Stronger than you? Is he? What sort of strength? What is strength, to the Restless? Strength is power. You have great power, Listener. The Terror has great power also
. This was the trees arguing with each other.

You
have great power, you mean,
said Jinx.
I don't.
Why don't you conjure up a wind and blow him out of here?

A wind is difficult. A wind is seldom possible. A wind must begin somewhere, it must flow from somewhere, it must be guided and strengthened
.

“Jinx, can you show me how to light the fire?” said Elfwyn. She and Reven had made a heap of sticks in the fire ring.

Jinx looked at it, and it lit.

“But I want to do it,” she said.

Jinx put the fire out.
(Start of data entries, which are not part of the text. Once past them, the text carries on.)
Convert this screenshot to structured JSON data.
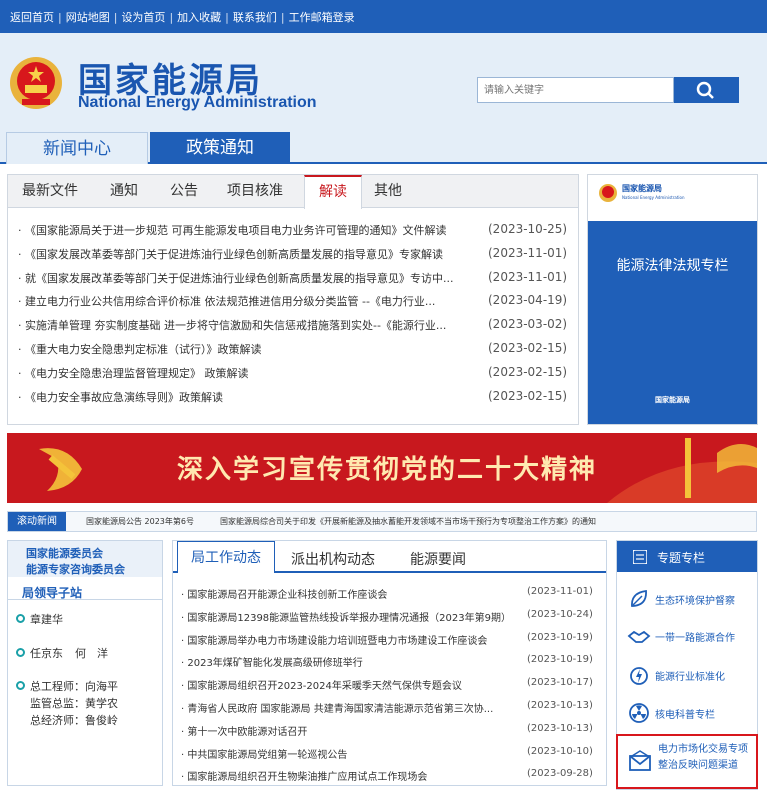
{
  "top_links": [
    "返回首页",
    "网站地图",
    "设为首页",
    "加入收藏",
    "联系我们",
    "工作邮箱登录"
  ],
  "header": {
    "title_cn": "国家能源局",
    "title_en": "National Energy Administration",
    "search_placeholder": "请输入关键字"
  },
  "main_nav": [
    "新闻中心",
    "政策通知"
  ],
  "policy": {
    "tabs": [
      "最新文件",
      "通知",
      "公告",
      "项目核准",
      "解读",
      "其他"
    ],
    "active_tab": "解读",
    "items": [
      {
        "title": "《国家能源局关于进一步规范 可再生能源发电项目电力业务许可管理的通知》文件解读",
        "date": "(2023-10-25)"
      },
      {
        "title": "《国家发展改革委等部门关于促进炼油行业绿色创新高质量发展的指导意见》专家解读",
        "date": "(2023-11-01)"
      },
      {
        "title": "就《国家发展改革委等部门关于促进炼油行业绿色创新高质量发展的指导意见》专访中...",
        "date": "(2023-11-01)"
      },
      {
        "title": "建立电力行业公共信用综合评价标准 依法规范推进信用分级分类监管 --《电力行业...",
        "date": "(2023-04-19)"
      },
      {
        "title": "实施清单管理 夯实制度基础 进一步将守信激励和失信惩戒措施落到实处--《能源行业...",
        "date": "(2023-03-02)"
      },
      {
        "title": "《重大电力安全隐患判定标准（试行）》政策解读",
        "date": "(2023-02-15)"
      },
      {
        "title": "《电力安全隐患治理监督管理规定》 政策解读",
        "date": "(2023-02-15)"
      },
      {
        "title": "《电力安全事故应急演练导则》政策解读",
        "date": "(2023-02-15)"
      }
    ]
  },
  "side_panel": {
    "logo_text": "国家能源局",
    "logo_en": "National Energy Administration",
    "label": "能源法律法规专栏",
    "footer": "国家能源局"
  },
  "banner": {
    "text": "深入学习宣传贯彻党的二十大精神"
  },
  "ticker": {
    "label": "滚动新闻",
    "items": [
      "国家能源局公告 2023年第6号",
      "国家能源局综合司关于印发《开展新能源及抽水蓄能开发领域不当市场干预行为专项整治工作方案》的通知"
    ]
  },
  "left_col": {
    "committees": [
      "国家能源委员会",
      "能源专家咨询委员会"
    ],
    "leaders_title": "局领导子站",
    "leaders": [
      "章建华",
      "任京东",
      "何　洋"
    ],
    "officials": [
      "总工程师：向海平",
      "监管总监：黄学农",
      "总经济师：鲁俊岭"
    ]
  },
  "news": {
    "tabs": [
      "局工作动态",
      "派出机构动态",
      "能源要闻"
    ],
    "active_tab": "局工作动态",
    "items": [
      {
        "title": "国家能源局召开能源企业科技创新工作座谈会",
        "date": "(2023-11-01)"
      },
      {
        "title": "国家能源局12398能源监管热线投诉举报办理情况通报（2023年第9期）",
        "date": "(2023-10-24)"
      },
      {
        "title": "国家能源局举办电力市场建设能力培训班暨电力市场建设工作座谈会",
        "date": "(2023-10-19)"
      },
      {
        "title": "2023年煤矿智能化发展高级研修班举行",
        "date": "(2023-10-19)"
      },
      {
        "title": "国家能源局组织召开2023-2024年采暖季天然气保供专题会议",
        "date": "(2023-10-17)"
      },
      {
        "title": "青海省人民政府  国家能源局  共建青海国家清洁能源示范省第三次协...",
        "date": "(2023-10-13)"
      },
      {
        "title": "第十一次中欧能源对话召开",
        "date": "(2023-10-13)"
      },
      {
        "title": "中共国家能源局党组第一轮巡视公告",
        "date": "(2023-10-10)"
      },
      {
        "title": "国家能源局组织召开生物柴油推广应用试点工作现场会",
        "date": "(2023-09-28)"
      }
    ]
  },
  "special": {
    "title": "专题专栏",
    "items": [
      {
        "label": "生态环境保护督察",
        "icon": "leaf-icon"
      },
      {
        "label": "一带一路能源合作",
        "icon": "handshake-icon"
      },
      {
        "label": "能源行业标准化",
        "icon": "power-icon"
      },
      {
        "label": "核电科普专栏",
        "icon": "nuclear-icon"
      }
    ],
    "highlight": {
      "line1": "电力市场化交易专项",
      "line2": "整治反映问题渠道",
      "icon": "mail-icon"
    }
  },
  "colors": {
    "primary": "#1f5fb8",
    "red": "#c8181e",
    "header_bg": "#e4eef8"
  }
}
Elfwyn stared at the wood hard, then scowled at it. She grunted. Jinx laughed. She glared at him.

“You kind of have to take fire from somewhere first. Here.” He lit the wood. “Now you have to suck it into you. Not really suck it,” he added quickly. “But with your mind, kind of.”

Elfwyn frowned at the fire. The flames went out.

“Mayhap the wood was a little damp,” said Reven.

“It wasn't,” said Jinx. “Now you have it inside you. Put it back, but not all of it.”

She frowned at the charred wood, and flames leapt from it.

Jinx couldn't help feeling jealous. It had taken him ages to learn to start fires. But anyway, he said, “You're kind of good at magic.”

Elfwyn beamed.

Reven looked at Elfwyn in surprise, and Jinx saw the calculating squares change for a moment to bright happiness at Elfwyn's smile.

“You notice we haven't seen a single monster since we've been here?” said Elfwyn. “I think they don't like to come this close to the edge. Monsters like the deep Urwald.”

“They need the trees,” said Jinx.

“Yes,” said Reven. “
Monsters
need trees.”

“Look,” said Elfwyn. “Who's that on the bridge?”